True. But the evidence suggests that increased public funding for universities doesn't lead to greater prosperity-and may even reduce the chances of it. Compare the growth in real per capita income in states that spend a lot on higher education with that of states that spend less and a few surprises show up. Over the past 50 years low-support New Hampshire outdistanced neighboring Vermont on nearly any economic measure, though Vermont spent more than twice as much of its population's personal income on higher education (2.37% versus 1.15% in New Hampshire). Missouri, with modest state university appropriations (1.32% of personal income), grew faster than its neighbor to the north, Iowa (at 2.41%).

Similar examples abound. Using data for all 50 states from 1977 and 2002, I compared the 10 states with the highest state funding for universities against the 10 states with the lowest. The result: The low-spending states had far better growth in real income per capita, a median growth of 46% compared with 32% for the states with the highest university spending. In 2000 the median per capita income level for the low-spending states was $32,777, 27% higher than the median for the 10 states where higher education got the most state money.


How could this be? Certainly money is invested in human capital which should return to the state in additional economic growth right?
Colleges have devoted relatively little new funding over the past generation to the core mission of instruction (spending only 21 cents of each new inflation-adjusted dollar per student on it), preferring instead to assist research, hire more nonacademic staff, give generous pay increases, support athletics and build luxurious facilities. And while in the private sector companies have learned to get more work out of fewer employees, the opposite appears to have happened in higher education. In 1976 American education employed three nonfaculty professional workers (administrators, counselors, librarians, computer experts) for every 100 students; by 2001 that number had doubled.

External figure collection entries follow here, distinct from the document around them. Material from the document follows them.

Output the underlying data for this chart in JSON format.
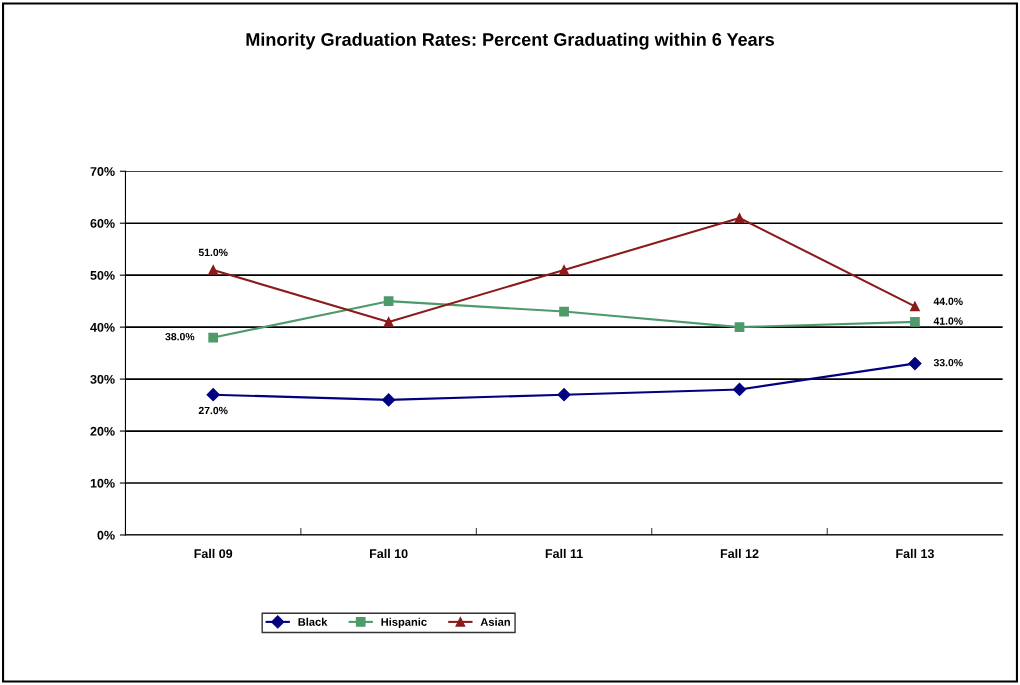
{
  "chart_data": {
    "type": "line",
    "title": "Minority Graduation Rates: Percent Graduating within 6 Years",
    "categories": [
      "Fall 09",
      "Fall 10",
      "Fall 11",
      "Fall 12",
      "Fall 13"
    ],
    "series": [
      {
        "name": "Black",
        "color": "#000080",
        "marker": "diamond",
        "values": [
          27,
          26,
          27,
          28,
          33
        ],
        "value_labels": [
          "27.0%",
          null,
          null,
          null,
          "33.0%"
        ]
      },
      {
        "name": "Hispanic",
        "color": "#4e9a6a",
        "marker": "square",
        "values": [
          38,
          45,
          43,
          40,
          41
        ],
        "value_labels": [
          "38.0%",
          null,
          null,
          null,
          "41.0%"
        ]
      },
      {
        "name": "Asian",
        "color": "#8b1a1a",
        "marker": "triangle",
        "values": [
          51,
          41,
          51,
          61,
          44
        ],
        "value_labels": [
          "51.0%",
          null,
          null,
          null,
          "44.0%"
        ]
      }
    ],
    "ylim": [
      0,
      70
    ],
    "yticks": [
      {
        "value": 0,
        "label": "0%"
      },
      {
        "value": 10,
        "label": "10%"
      },
      {
        "value": 20,
        "label": "20%"
      },
      {
        "value": 30,
        "label": "30%"
      },
      {
        "value": 40,
        "label": "40%"
      },
      {
        "value": 50,
        "label": "50%"
      },
      {
        "value": 60,
        "label": "60%"
      },
      {
        "value": 70,
        "label": "70%"
      }
    ],
    "grid": "y",
    "legend": "bottom",
    "line_style": "solid"
  }
}
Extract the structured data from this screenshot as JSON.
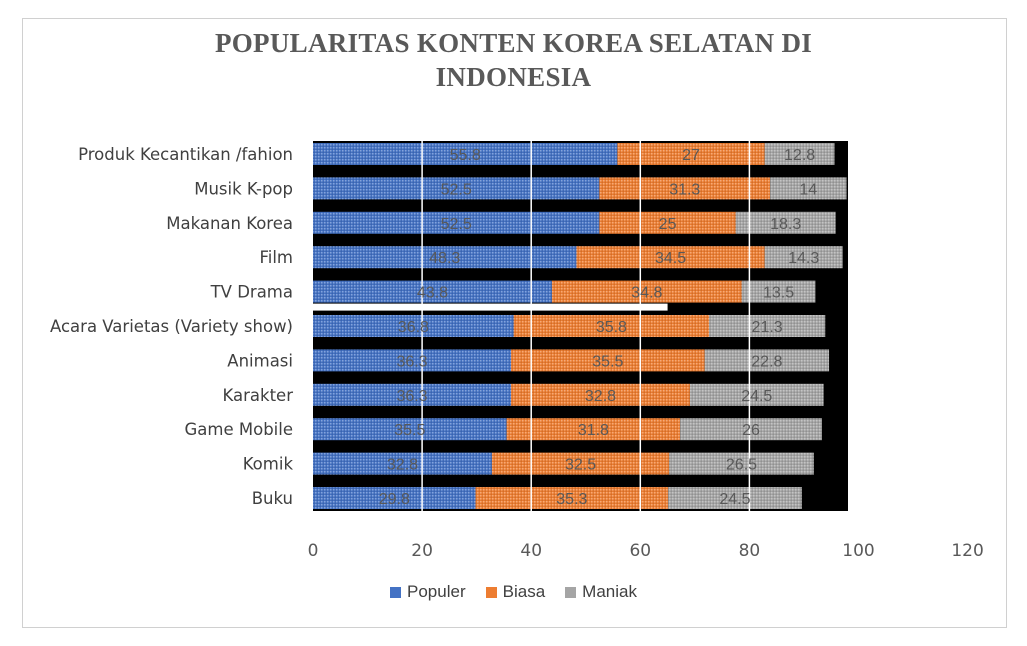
{
  "chart_data": {
    "type": "bar",
    "orientation": "horizontal",
    "stacked": true,
    "title": "POPULARITAS KONTEN KOREA SELATAN DI INDONESIA",
    "title_lines": [
      "POPULARITAS KONTEN KOREA SELATAN DI",
      "INDONESIA"
    ],
    "categories": [
      "Produk Kecantikan /fahion",
      "Musik K-pop",
      "Makanan Korea",
      "Film",
      "TV Drama",
      "Acara Varietas (Variety show)",
      "Animasi",
      "Karakter",
      "Game Mobile",
      "Komik",
      "Buku"
    ],
    "series": [
      {
        "name": "Populer",
        "color": "#4472c4",
        "values": [
          55.8,
          52.5,
          52.5,
          48.3,
          43.8,
          36.8,
          36.3,
          36.3,
          35.5,
          32.8,
          29.8
        ],
        "labels": [
          "55.8",
          "52.5",
          "52.5",
          "48.3",
          "43.8",
          "36.8",
          "36.3",
          "36.3",
          "35.5",
          "32.8",
          "29.8"
        ]
      },
      {
        "name": "Biasa",
        "color": "#ed7d31",
        "values": [
          27,
          31.3,
          25,
          34.5,
          34.8,
          35.8,
          35.5,
          32.8,
          31.8,
          32.5,
          35.3
        ],
        "labels": [
          "27",
          "31.3",
          "25",
          "34.5",
          "34.8",
          "35.8",
          "35.5",
          "32.8",
          "31.8",
          "32.5",
          "35.3"
        ]
      },
      {
        "name": "Maniak",
        "color": "#a5a5a5",
        "values": [
          12.8,
          14,
          18.3,
          14.3,
          13.5,
          21.3,
          22.8,
          24.5,
          26,
          26.5,
          24.5
        ],
        "labels": [
          "12.8",
          "14",
          "18.3",
          "14.3",
          "13.5",
          "21.3",
          "22.8",
          "24.5",
          "26",
          "26.5",
          "24.5"
        ]
      }
    ],
    "xlim": [
      0,
      120
    ],
    "xticks": [
      "0",
      "20",
      "40",
      "60",
      "80",
      "100",
      "120"
    ],
    "grid": true,
    "legend_position": "bottom",
    "colors": {
      "background_band": "#000000",
      "gridline": "#ffffff",
      "label_text": "#595959",
      "title": "#595959",
      "axis_text": "#595959"
    }
  }
}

If someone wants to flip through our university's budget to get that number, be my guest. Here's some data, though, that's a little older but indicates that the ratio of students to staff has fallen by a third while the number of full-time students has held about constant. That is, we've increased non-faculty staff here by about 50% since 1994. I don't beleive that number has decreased since 2000, but I'd need to get better data than we can grab from the public website.

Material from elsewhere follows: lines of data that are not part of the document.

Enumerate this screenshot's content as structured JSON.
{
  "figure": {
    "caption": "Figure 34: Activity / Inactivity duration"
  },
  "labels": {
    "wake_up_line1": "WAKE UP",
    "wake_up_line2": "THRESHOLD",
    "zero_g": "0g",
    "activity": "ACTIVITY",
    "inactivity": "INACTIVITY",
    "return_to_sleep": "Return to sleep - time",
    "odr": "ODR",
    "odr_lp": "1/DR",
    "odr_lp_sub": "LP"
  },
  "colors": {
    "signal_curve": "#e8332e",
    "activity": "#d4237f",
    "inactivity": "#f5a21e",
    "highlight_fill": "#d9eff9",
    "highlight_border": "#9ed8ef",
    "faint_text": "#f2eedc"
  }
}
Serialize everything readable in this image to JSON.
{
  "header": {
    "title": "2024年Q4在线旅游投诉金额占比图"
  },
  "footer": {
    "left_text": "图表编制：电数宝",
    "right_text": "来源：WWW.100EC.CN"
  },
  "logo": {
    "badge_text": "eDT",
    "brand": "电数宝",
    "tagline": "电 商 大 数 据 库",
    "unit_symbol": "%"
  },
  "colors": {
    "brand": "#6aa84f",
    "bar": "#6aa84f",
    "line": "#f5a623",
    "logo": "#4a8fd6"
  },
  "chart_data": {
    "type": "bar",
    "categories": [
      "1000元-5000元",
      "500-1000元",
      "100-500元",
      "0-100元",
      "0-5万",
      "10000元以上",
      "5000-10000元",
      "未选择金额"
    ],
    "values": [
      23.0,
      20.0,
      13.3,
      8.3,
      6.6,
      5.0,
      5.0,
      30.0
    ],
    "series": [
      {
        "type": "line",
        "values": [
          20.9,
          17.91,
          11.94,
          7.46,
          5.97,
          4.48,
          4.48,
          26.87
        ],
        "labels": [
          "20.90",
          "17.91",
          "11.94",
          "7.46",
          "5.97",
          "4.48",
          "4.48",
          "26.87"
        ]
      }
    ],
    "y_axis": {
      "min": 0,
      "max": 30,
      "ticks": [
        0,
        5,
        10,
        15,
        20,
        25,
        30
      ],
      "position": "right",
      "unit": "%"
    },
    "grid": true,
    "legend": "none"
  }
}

Meanwhile, here in St. Cloud my colleague Rich MacDonald has announced some results of a study of the university's impact on the local economy: We're 3% of St. Cloud's $10 billion economy. Of the $315 million in impact he's estimated thus far -- they are doing a study of alumni spending in St. Cloud, such as returning for hockey and Homecoming -- $50 million is from state dollars. $55 million is tuition dollars; more millions are spent from allowances and summer work savings students bring to campus, and then circulate around SCSU. The full results of the study are due in the fall.